The Intersection of Hemp and Marijuana

Intersection of Hemp and Marijuana


The Intersection of Hemp and Marijuana

PanXchange Blog

Cannabis Sativa L. is a genus or family of plants, whereunder Federal and State laws have subdivided the greater industry of a single genus of a plant into two distinct divisions.  The discontinuities between the Federal regulation of industrial hemp, and lack thereof for medicinal and recreational marijuana, has bred the two industries to coexist, but have zero crossovers in terms of a shared market.  Although the marijuana and hemp industries have operated independently for the entirety of their existence in the US economy, it is noteworthy to see evidence of fundamental changes. Recent developments in Colorado and Illinois opened the doors to the sale of industrial hemp-derived products in marijuana dispensaries, creating a small but noteworthy bridge between the two industries and adding a potential source of demand.  

Earlier this year, a significant change was announced by the Colorado Marijuana Enforcement Division (MED) that industrial hemp products could be legally moved into the cannabis market and sold through dispensaries.  This change highlights that industrial hemp producers can integrate into the marijuana supply chain by selling refined and pre-formulated products through a registered food and storage facility.  The one caveat to the ruling is that Industrial hemp companies may not sell or transfer products such as flower, trim, fan leaves, or whole plants to a licensed cannabis entity.

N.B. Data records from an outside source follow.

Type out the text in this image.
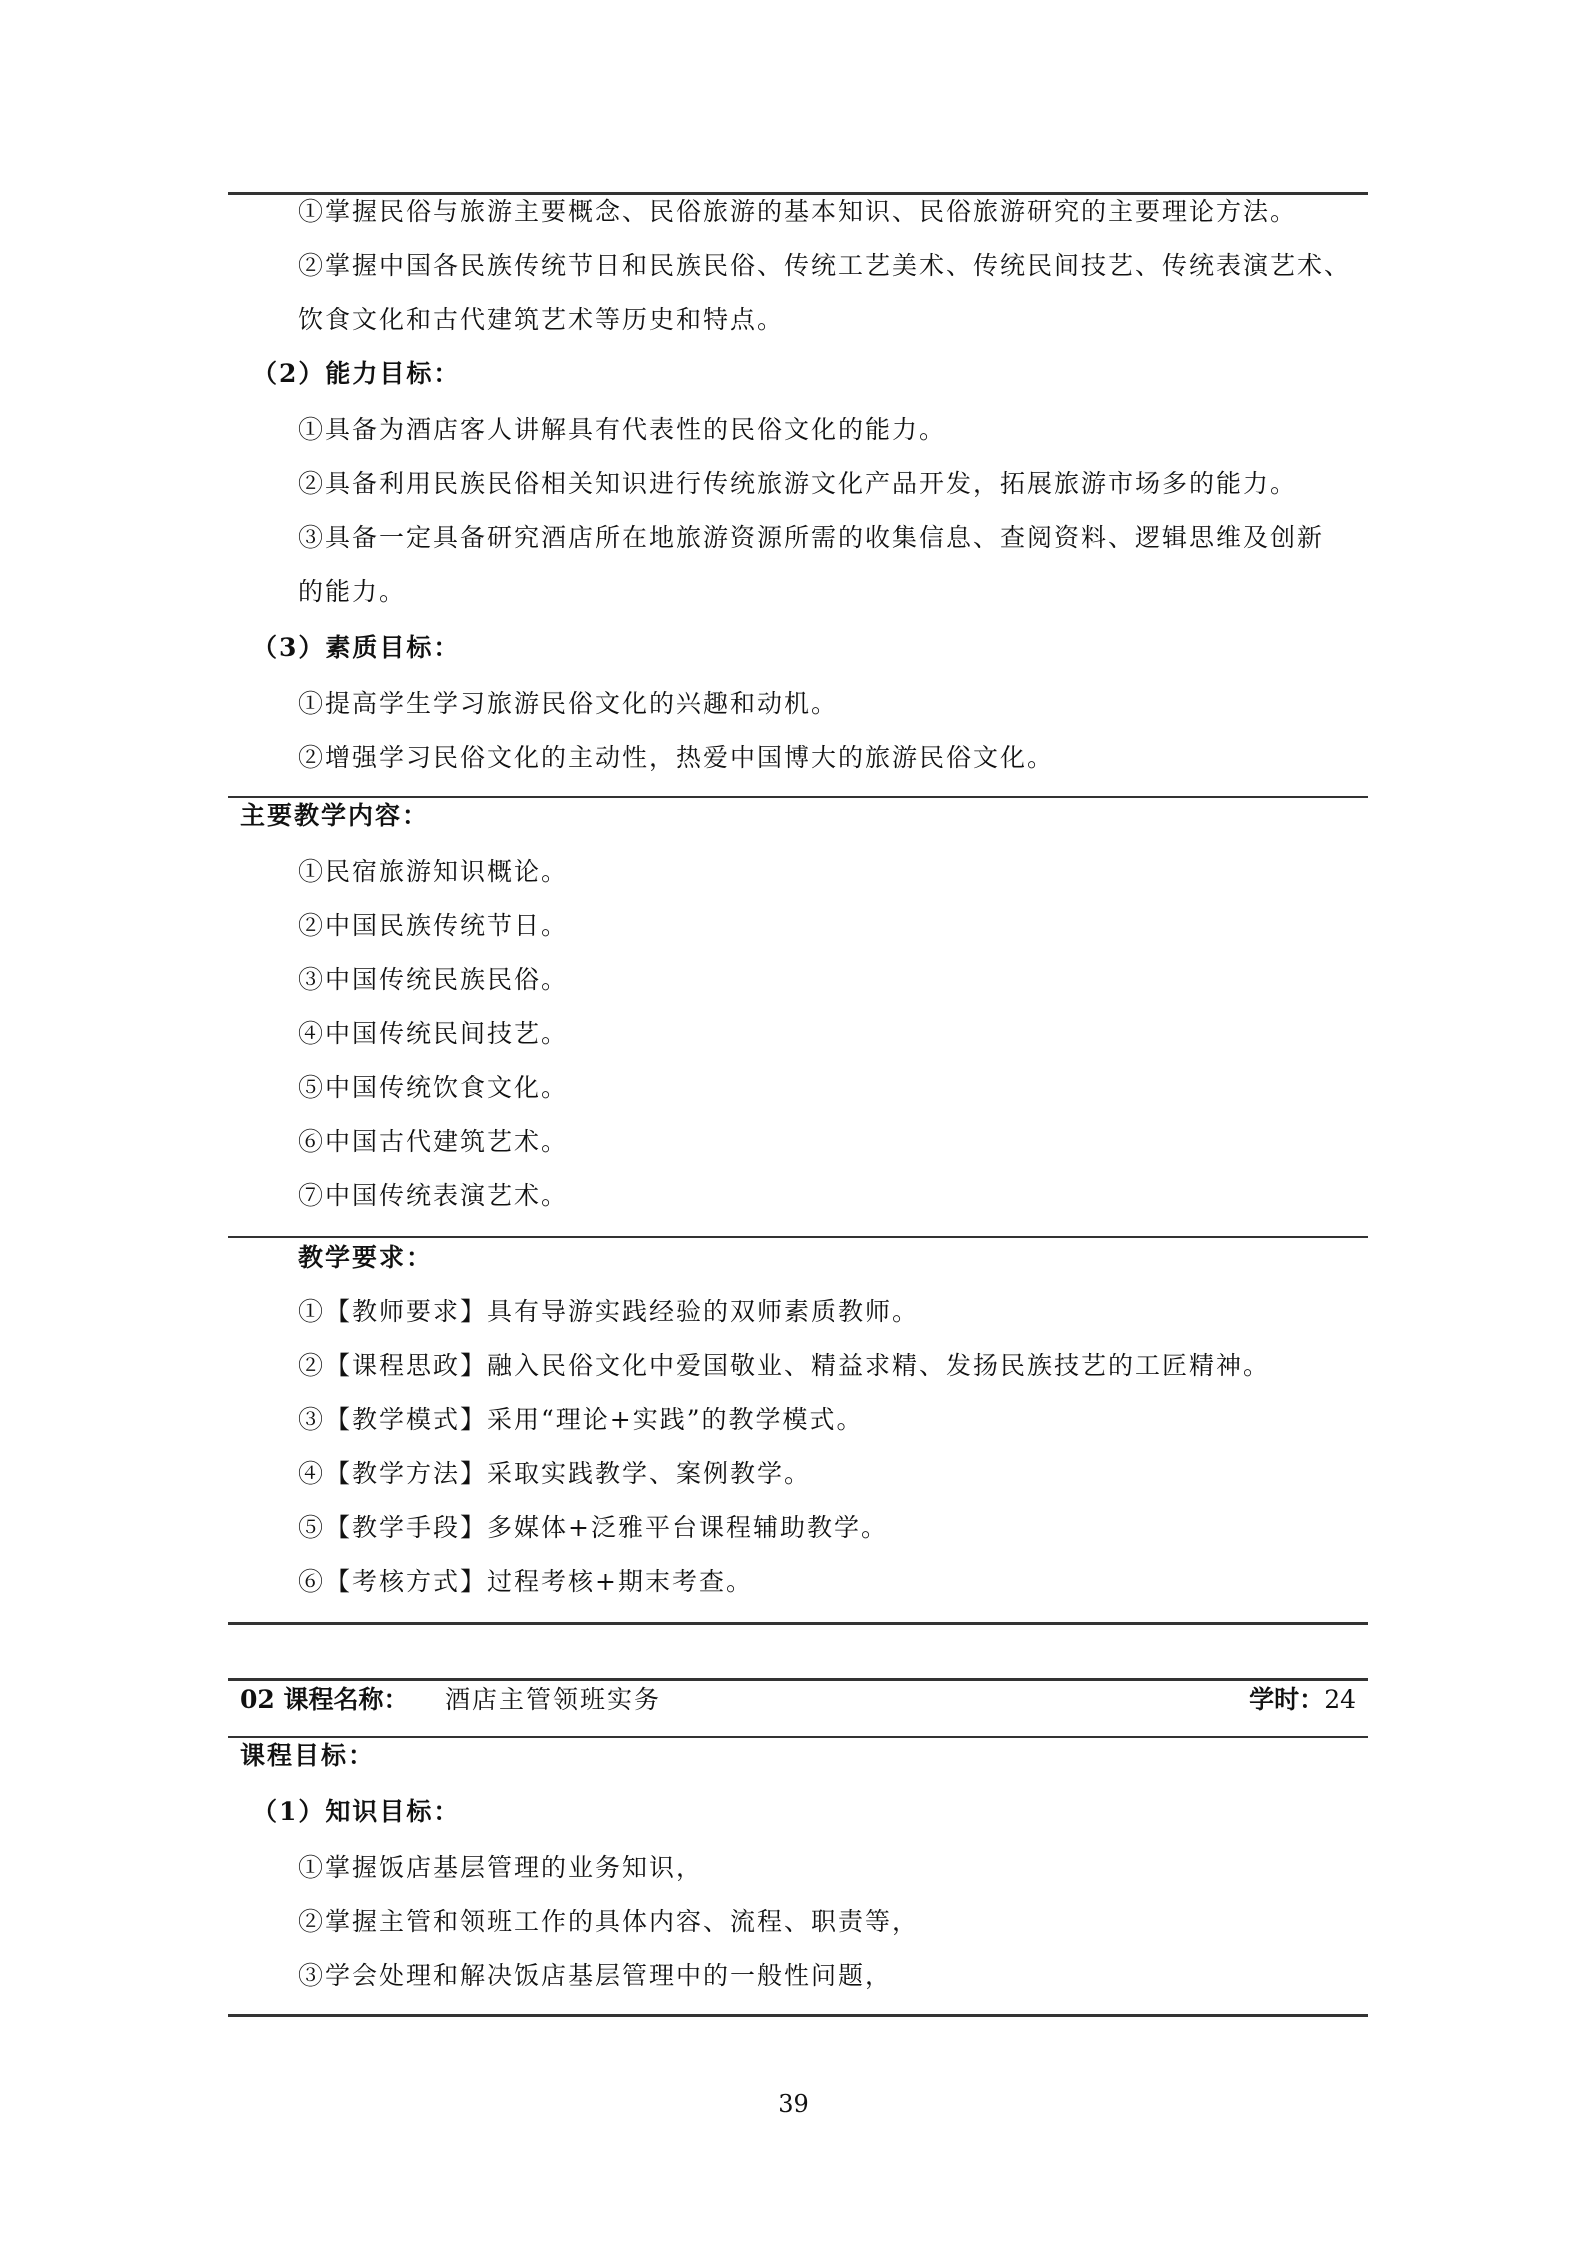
①掌握民俗与旅游主要概念、民俗旅游的基本知识、民俗旅游研究的主要理论方法。
②掌握中国各民族传统节日和民族民俗、传统工艺美术、传统民间技艺、传统表演艺术、
饮食文化和古代建筑艺术等历史和特点。
（2）能力目标：
①具备为酒店客人讲解具有代表性的民俗文化的能力。
②具备利用民族民俗相关知识进行传统旅游文化产品开发，拓展旅游市场多的能力。
③具备一定具备研究酒店所在地旅游资源所需的收集信息、查阅资料、逻辑思维及创新
的能力。
（3）素质目标：
①提高学生学习旅游民俗文化的兴趣和动机。
②增强学习民俗文化的主动性，热爱中国博大的旅游民俗文化。
主要教学内容：
①民宿旅游知识概论。
②中国民族传统节日。
③中国传统民族民俗。
④中国传统民间技艺。
⑤中国传统饮食文化。
⑥中国古代建筑艺术。
⑦中国传统表演艺术。
教学要求：
①【教师要求】具有导游实践经验的双师素质教师。
②【课程思政】融入民俗文化中爱国敬业、精益求精、发扬民族技艺的工匠精神。
③【教学模式】采用“理论+实践”的教学模式。
④【教学方法】采取实践教学、案例教学。
⑤【教学手段】多媒体+泛雅平台课程辅助教学。
⑥【考核方式】过程考核+期末考查。
02 课程名称： 酒店主管领班实务	学时：24
课程目标：
（1）知识目标：
①掌握饭店基层管理的业务知识，
②掌握主管和领班工作的具体内容、流程、职责等，
③学会处理和解决饭店基层管理中的一般性问题，
39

Although it would come as welcome news to sell these products to marijuana product manufacturers, the stringent traceability standards the cannabis space requires through the utilization of METRC tracking that is not implemented for the hemp market.  

Following suit, Illinois announced a similar bridge between the marijuana industry and industrial hemp.  The rules set forth by the Illinois Department of Agriculture are almost identical as the rules allow for the sale of refined industrial hemp products through dispensaries. However, the critical difference is that Illinois does not exclude intermediary products such as trim or biomass, where a cannabis extractor could procure these products, extract, and directly formulate products themselves.  Despite the rules giving more access for hemp producers to sell their crop to licensed cannabis operations in Illinois, the law does expressly exclude the sale of hemp flower.  

Representatives from both Colorado and Illinois stated that these measures would be an increase in demand for an industry that has witnessed discouraging economic effects of an imbalanced market.  These fundamental changes are a positive change in momentum for the hemp industry, although it is not an end-all solution for industrial hemp products in the greater consumer market.  These additional sales outlets do offer a legitimate place for the sale of CBD products outside of the traditional brick and mortar CBD stores, and ultimately provides a different avenue of sales than competing with the abundance of products sold in grocery and convenience stores.  

For marijuana processors and dispensaries, the new regulations in Colorado and Illinois offer a slightly different advantage.  It is noteworthy that many dispensaries do not desire to carry an array of CBD isolate tinctures. Still, it does give these companies an opportunity to capitalize on cost-effective CBD prices and expand offerings of consumer products that contain both CBD and THC – specifically for the formulation of edibles.  These retail products that contain varying cannabinoids (both psychoactive and non-psychoactive) of the cannabis plant help to achieve the entourage effect – a selling point for increased pain management effectiveness and to newer customers that feel more comfortable with a less potent product.  Ultimately, the current state of the hemp market provides the marijuana industry in Colorado and Illinois a cost-effective way of procuring CBD and other less common cannabinoids, which in turn will give incremental demand for refined hemp products.  Given that, it is noteworthy to watch and see if the additional 31 states that legalized some form of adult-use cannabis follow suit and becomes a trend, or if the developments in Colorado and Illinois is an isolated occurrence.